Run using the pre-built JAR
Download the pre-built "fat" JAR file and run
java -cp richtextfx-demos-fat-0.7-M5.jar org.fxmisc.richtext.demo.XMLEditor
Run from the source repo
gradle XMLEditor
Source code
Rich-text editor
Run using the pre-built JAR
Download the pre-built "fat" JAR file and run
java -cp richtextfx-demos-fat-0.7-M5.jar org.fxmisc.richtext.demo.richtext.RichText
Run from the source repo
gradle RichText
Source code
Custom tooltips
When the mouse pauses over the text area, you can get index of the character under the mouse. This allows you to implement, for example, custom tooltips whose content depends on the text under the mouse.
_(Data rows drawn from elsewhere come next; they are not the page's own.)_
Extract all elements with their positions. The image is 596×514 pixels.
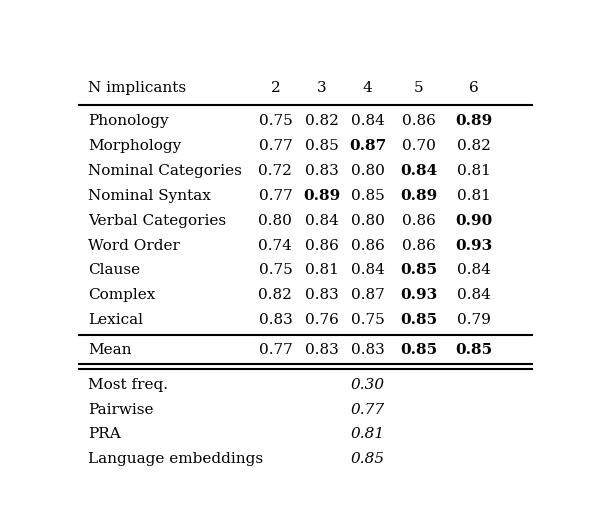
Text: 0.84: 0.84 <box>457 288 491 302</box>
Text: 0.84: 0.84 <box>400 164 437 178</box>
Text: 0.83: 0.83 <box>305 343 339 357</box>
Text: Nominal Syntax: Nominal Syntax <box>88 189 211 203</box>
Text: 0.90: 0.90 <box>455 214 493 228</box>
Text: 0.87: 0.87 <box>351 288 384 302</box>
Text: 0.82: 0.82 <box>259 288 293 302</box>
Text: 0.89: 0.89 <box>400 189 437 203</box>
Text: Clause: Clause <box>88 264 141 278</box>
Text: 0.86: 0.86 <box>402 214 436 228</box>
Text: 0.80: 0.80 <box>351 214 385 228</box>
Text: 0.77: 0.77 <box>350 402 385 416</box>
Text: 0.93: 0.93 <box>400 288 437 302</box>
Text: 0.82: 0.82 <box>457 139 491 153</box>
Text: 0.70: 0.70 <box>402 139 436 153</box>
Text: 0.77: 0.77 <box>259 189 292 203</box>
Text: Most freq.: Most freq. <box>88 378 168 392</box>
Text: Lexical: Lexical <box>88 314 144 327</box>
Text: 0.81: 0.81 <box>457 164 491 178</box>
Text: 0.87: 0.87 <box>349 139 386 153</box>
Text: 0.80: 0.80 <box>259 214 293 228</box>
Text: Word Order: Word Order <box>88 238 180 252</box>
Text: 3: 3 <box>317 81 327 96</box>
Text: 0.79: 0.79 <box>457 314 491 327</box>
Text: 0.85: 0.85 <box>350 452 385 466</box>
Text: Complex: Complex <box>88 288 156 302</box>
Text: 0.85: 0.85 <box>400 343 437 357</box>
Text: Morphology: Morphology <box>88 139 182 153</box>
Text: 5: 5 <box>414 81 423 96</box>
Text: Phonology: Phonology <box>88 114 169 128</box>
Text: 0.82: 0.82 <box>305 114 339 128</box>
Text: 0.89: 0.89 <box>455 114 493 128</box>
Text: 0.86: 0.86 <box>305 238 339 252</box>
Text: 0.81: 0.81 <box>457 189 491 203</box>
Text: 0.74: 0.74 <box>259 238 293 252</box>
Text: 0.76: 0.76 <box>305 314 339 327</box>
Text: PRA: PRA <box>88 427 121 441</box>
Text: 0.83: 0.83 <box>351 343 384 357</box>
Text: 0.89: 0.89 <box>303 189 340 203</box>
Text: 2: 2 <box>271 81 280 96</box>
Text: 4: 4 <box>363 81 372 96</box>
Text: 0.77: 0.77 <box>259 139 292 153</box>
Text: 0.86: 0.86 <box>402 238 436 252</box>
Text: 0.75: 0.75 <box>259 264 292 278</box>
Text: 0.83: 0.83 <box>305 288 339 302</box>
Text: 0.85: 0.85 <box>400 264 437 278</box>
Text: 0.81: 0.81 <box>350 427 385 441</box>
Text: 0.75: 0.75 <box>351 314 384 327</box>
Text: 0.83: 0.83 <box>305 164 339 178</box>
Text: Pairwise: Pairwise <box>88 402 154 416</box>
Text: 0.84: 0.84 <box>351 114 385 128</box>
Text: 0.86: 0.86 <box>402 114 436 128</box>
Text: Verbal Categories: Verbal Categories <box>88 214 226 228</box>
Text: 0.83: 0.83 <box>259 314 292 327</box>
Text: Language embeddings: Language embeddings <box>88 452 263 466</box>
Text: 0.86: 0.86 <box>351 238 385 252</box>
Text: 0.85: 0.85 <box>400 314 437 327</box>
Text: 0.85: 0.85 <box>455 343 493 357</box>
Text: 0.72: 0.72 <box>259 164 293 178</box>
Text: 0.75: 0.75 <box>259 114 292 128</box>
Text: 0.77: 0.77 <box>259 343 292 357</box>
Text: 0.85: 0.85 <box>351 189 384 203</box>
Text: N implicants: N implicants <box>88 81 187 96</box>
Text: Mean: Mean <box>88 343 132 357</box>
Text: Nominal Categories: Nominal Categories <box>88 164 242 178</box>
Text: 0.93: 0.93 <box>455 238 493 252</box>
Text: 0.85: 0.85 <box>305 139 339 153</box>
Text: 0.84: 0.84 <box>457 264 491 278</box>
Text: 6: 6 <box>469 81 479 96</box>
Text: 0.80: 0.80 <box>351 164 385 178</box>
Text: 0.84: 0.84 <box>351 264 385 278</box>
Text: 0.84: 0.84 <box>305 214 339 228</box>
Text: 0.30: 0.30 <box>350 378 385 392</box>
Text: 0.81: 0.81 <box>305 264 339 278</box>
Run using the pre-built JAR
Download the pre-built "fat" JAR file and run
java -cp richtextfx-demos-fat-0.7-M5.jar org.fxmisc.richtext.demo.TooltipDemo
Run from the source repo
gradle TooltipDemo
Source code
Download
Stable release
Current stable release is 0.6.10. (We encourage you to try 0.7 milestone release below.)
Maven coordinates
Group ID | Artifact ID | Version |
---|---|---|
org.fxmisc.richtext | richtextfx | 0.6.10 |
Gradle example
dependencies {
compile group: 'org.fxmisc.richtext', name: 'richtextfx', version: '0.6.10'
}
Sbt example
libraryDependencies += "org.fxmisc.richtext" % "richtextfx" % "0.6.10"
Manual download
Download the JAR file or the fat JAR file (including dependencies) and place it on your classpath.
Milestone release
Milestone version of the upcoming release is 0.7-M5.
Maven coordinates
Group ID | Artifact ID | Version |
---|---|---|
org.fxmisc.richtext | richtextfx | 0.7-M5 |
Gradle example
dependencies {
compile group: 'org.fxmisc.richtext', name: 'richtextfx', version: '0.7-M5'
}
Sbt example
libraryDependencies += "org.fxmisc.richtext" % "richtextfx" % "0.7-M5"
Manual download
Download the JAR file or the fat JAR file (including dependencies) and place it on your classpath.
Snapshot releases
Snapshot releases are deployed to Sonatype snapshot repository.
Maven coordinates
Group ID | Artifact ID | Version |
---|---|---|
org.fxmisc.richtext | richtextfx | 1.0.0-SNAPSHOT |
Gradle example
repositories {
maven {
url 'https://oss.sonatype.org/content/repositories/snapshots/'
}
}
dependencies {
compile group: 'org.fxmisc.richtext', name: 'richtextfx', version: '1.0.0-SNAPSHOT'
}
Sbt example
resolvers += "Sonatype OSS Snapshots" at "https://oss.sonatype.org/content/repositories/snapshots"
libraryDependencies += "org.fxmisc.richtext" % "richtextfx" % "1.0.0-SNAPSHOT"
Custom Via Jitpack
In the following examples, the version is either a commit (via its short hash) or a tag. See Jitpack's documentation for more options and further instructions.
Maven
Add the repository
<repositories>
<repository>
<id>jitpack.io</id>
<url>https://jitpack.io</url>
</repository>
</repositories>
Add the dependency
<dependency>
<groupId>com.github.TomasMikula</groupId>
<artifactId>RichTextFX</artifactId>
<version>commitOrTag</version>
</dependency>
Gradle example
repositories {
maven {
url 'https://jitpack.io'
}
}
dependencies {
compile "com.github.TomasMikula:RichTextFX:commitOrTag"
}
Sbt example
resolvers += "jitpack" at "https://jitpack.io"
libraryDependencies += "com.github.TomasMikula" % "RichTextFX" % "commitOrTag"
License
Dual-licensed under BSD 2-Clause License and GPLv2 with the Classpath Exception.